Paul L Money FRAS, FBIS, is an astronomer based in Horncastle, Lincolnshire, England. He is well known for his extensive talks and is the reviews editor of the BBC Sky at Night magazine. He broadcasts occasionally on BBC Radio Lincolnshire and Lincoln City Radio.
He was awarded the 'Eric Zucker' award for 2002/2003 for contributions to Astronomy by the Federation of Astronomical Societies.
In October 2012 he was also awarded the Sir Arthur Clarke Lifetime Achievement Award for 2012 by the British Rocketry Oral History Project for his active promotion of astronomy and space to the public.
From 2004 until 2013 he was one of the three Astronomers on the Omega Holidays Northern Lights Flights and was also a solar eclipse astronomer for their 2006 Turkey solar eclipse Trip and their 2009 China solar eclipse trip.
In 2008 he was the solar eclipse expert and part of the expedition team for Poseidon Arctic Voyages on board the Russian Nuclear powered Ice Breaker 'Yamal' for the 2 August 2008 solar eclipse, viewed from the Arctic ice near the Franz Joseph Lands Islands.

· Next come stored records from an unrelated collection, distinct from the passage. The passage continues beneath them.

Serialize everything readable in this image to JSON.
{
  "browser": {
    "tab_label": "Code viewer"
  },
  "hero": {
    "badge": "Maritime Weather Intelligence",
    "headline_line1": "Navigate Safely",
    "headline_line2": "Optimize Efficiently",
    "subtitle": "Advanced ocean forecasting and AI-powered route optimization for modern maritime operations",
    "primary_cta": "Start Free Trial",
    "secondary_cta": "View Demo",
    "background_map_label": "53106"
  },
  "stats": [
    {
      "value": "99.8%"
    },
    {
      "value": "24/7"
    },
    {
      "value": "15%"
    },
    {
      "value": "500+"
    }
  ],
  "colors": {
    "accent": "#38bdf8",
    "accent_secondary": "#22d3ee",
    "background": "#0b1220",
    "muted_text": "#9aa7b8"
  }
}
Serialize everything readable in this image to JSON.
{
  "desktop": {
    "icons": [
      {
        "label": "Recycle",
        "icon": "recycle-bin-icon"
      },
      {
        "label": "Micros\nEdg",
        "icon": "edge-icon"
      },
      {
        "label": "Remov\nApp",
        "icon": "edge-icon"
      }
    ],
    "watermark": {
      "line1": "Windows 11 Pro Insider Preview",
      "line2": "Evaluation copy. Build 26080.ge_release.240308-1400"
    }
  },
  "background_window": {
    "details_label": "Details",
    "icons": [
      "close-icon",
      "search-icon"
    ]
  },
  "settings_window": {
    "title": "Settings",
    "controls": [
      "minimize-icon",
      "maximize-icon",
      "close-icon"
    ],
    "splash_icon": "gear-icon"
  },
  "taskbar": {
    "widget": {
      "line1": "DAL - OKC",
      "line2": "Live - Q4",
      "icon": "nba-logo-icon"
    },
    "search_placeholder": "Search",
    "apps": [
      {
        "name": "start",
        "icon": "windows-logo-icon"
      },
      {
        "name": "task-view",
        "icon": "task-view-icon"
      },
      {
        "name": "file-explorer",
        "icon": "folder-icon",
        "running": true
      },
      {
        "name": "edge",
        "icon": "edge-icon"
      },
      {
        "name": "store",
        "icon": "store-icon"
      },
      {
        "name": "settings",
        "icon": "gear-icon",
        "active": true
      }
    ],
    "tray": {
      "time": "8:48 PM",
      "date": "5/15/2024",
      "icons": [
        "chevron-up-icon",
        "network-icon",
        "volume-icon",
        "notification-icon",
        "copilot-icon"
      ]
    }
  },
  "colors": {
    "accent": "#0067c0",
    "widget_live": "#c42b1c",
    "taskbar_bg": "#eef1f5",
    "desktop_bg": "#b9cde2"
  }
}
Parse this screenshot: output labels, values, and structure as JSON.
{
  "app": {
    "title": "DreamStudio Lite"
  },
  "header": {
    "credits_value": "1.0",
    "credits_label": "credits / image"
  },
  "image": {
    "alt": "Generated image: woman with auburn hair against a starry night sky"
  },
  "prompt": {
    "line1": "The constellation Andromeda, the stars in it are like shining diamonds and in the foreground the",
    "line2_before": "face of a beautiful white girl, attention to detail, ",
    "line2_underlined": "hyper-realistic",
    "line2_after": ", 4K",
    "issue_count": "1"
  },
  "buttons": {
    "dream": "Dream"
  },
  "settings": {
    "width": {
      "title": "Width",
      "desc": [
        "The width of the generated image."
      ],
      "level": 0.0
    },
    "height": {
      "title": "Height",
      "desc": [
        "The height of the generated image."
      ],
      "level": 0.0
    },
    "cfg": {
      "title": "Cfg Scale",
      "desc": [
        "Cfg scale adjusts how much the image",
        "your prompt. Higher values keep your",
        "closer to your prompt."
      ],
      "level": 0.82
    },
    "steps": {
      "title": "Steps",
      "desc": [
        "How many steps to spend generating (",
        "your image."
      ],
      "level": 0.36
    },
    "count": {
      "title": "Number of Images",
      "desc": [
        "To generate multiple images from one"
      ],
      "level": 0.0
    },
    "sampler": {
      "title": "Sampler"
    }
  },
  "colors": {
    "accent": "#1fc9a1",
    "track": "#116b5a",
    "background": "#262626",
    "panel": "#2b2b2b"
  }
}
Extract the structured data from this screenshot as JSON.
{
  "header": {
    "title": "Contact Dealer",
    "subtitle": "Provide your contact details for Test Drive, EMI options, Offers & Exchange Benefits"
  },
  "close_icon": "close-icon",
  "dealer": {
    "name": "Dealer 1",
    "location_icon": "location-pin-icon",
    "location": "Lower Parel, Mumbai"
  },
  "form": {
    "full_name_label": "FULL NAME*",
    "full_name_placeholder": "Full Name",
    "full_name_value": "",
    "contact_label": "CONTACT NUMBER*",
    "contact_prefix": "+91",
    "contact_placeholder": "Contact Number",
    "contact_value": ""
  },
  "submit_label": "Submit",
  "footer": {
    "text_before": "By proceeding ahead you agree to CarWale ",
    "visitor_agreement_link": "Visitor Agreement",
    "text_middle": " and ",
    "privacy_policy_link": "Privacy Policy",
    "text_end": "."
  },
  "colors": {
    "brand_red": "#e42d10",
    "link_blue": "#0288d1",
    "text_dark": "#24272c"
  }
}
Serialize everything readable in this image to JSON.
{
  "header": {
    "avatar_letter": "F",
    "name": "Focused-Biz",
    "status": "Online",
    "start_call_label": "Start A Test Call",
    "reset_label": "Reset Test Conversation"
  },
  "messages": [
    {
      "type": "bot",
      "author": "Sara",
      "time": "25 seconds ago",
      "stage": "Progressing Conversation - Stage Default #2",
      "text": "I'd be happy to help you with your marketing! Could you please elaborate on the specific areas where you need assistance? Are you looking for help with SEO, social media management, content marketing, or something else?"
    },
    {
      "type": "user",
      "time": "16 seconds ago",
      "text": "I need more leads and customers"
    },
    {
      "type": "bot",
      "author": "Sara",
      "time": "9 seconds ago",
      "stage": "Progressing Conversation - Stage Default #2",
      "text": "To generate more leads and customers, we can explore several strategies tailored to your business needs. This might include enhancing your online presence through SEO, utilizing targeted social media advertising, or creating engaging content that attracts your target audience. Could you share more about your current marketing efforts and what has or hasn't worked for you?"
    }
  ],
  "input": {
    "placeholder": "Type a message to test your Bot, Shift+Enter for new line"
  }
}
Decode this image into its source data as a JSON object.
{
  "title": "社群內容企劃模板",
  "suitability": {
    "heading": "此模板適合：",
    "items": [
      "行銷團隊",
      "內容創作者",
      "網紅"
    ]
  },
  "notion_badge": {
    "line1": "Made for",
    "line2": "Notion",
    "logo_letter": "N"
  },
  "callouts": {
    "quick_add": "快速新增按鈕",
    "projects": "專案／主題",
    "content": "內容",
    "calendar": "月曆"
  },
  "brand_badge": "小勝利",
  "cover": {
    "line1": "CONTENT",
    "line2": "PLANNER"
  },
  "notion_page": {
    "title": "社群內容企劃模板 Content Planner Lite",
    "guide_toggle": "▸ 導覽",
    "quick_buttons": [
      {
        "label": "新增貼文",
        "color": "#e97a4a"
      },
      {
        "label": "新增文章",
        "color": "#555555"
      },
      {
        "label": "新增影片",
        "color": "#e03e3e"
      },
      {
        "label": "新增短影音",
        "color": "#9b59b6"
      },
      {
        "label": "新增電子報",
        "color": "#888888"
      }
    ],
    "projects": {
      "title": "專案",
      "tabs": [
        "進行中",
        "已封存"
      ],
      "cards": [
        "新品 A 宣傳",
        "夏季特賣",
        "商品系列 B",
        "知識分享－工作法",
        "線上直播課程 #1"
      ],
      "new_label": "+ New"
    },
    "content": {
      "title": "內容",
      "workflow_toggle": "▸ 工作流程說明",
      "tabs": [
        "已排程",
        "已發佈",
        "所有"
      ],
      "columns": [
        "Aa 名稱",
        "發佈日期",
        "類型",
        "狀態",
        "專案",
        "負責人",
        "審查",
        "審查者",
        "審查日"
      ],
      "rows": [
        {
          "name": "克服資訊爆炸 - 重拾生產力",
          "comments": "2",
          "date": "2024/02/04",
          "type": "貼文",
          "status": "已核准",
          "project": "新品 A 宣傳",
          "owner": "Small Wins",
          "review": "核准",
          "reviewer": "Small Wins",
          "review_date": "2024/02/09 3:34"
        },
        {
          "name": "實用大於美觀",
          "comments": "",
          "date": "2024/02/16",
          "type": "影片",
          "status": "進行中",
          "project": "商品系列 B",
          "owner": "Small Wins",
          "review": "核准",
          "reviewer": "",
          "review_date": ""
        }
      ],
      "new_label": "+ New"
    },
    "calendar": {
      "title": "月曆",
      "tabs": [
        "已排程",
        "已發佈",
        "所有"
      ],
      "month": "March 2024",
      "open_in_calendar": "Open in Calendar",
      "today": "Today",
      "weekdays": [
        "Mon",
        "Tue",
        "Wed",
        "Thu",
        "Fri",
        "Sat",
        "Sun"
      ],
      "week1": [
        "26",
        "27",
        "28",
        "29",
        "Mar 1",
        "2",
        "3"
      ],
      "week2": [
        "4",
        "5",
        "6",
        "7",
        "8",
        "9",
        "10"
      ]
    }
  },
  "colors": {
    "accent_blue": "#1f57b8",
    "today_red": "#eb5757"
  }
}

He has published a night sky guide called Nightscenes since 2000 and more recently has become a novelist with a Ghost Mysteries series and several Sci Fi works in the pipeline.

==Publications==
- He is the reviews editor for the BBC Sky at Night magazine
- He publishes a 40-page sky guide every year called "NightScenes" for amateur astronomers
- He has also written the books 'Nightscenes: Guide to Simple Astrophotography' and 'Nightscenes Companion'.
- He is now a novelist with 3 books published so far in the 'James Hansone Ghost Mysteries' series plus a Sci fi novel, 'Fragility of Existence' with others in progress.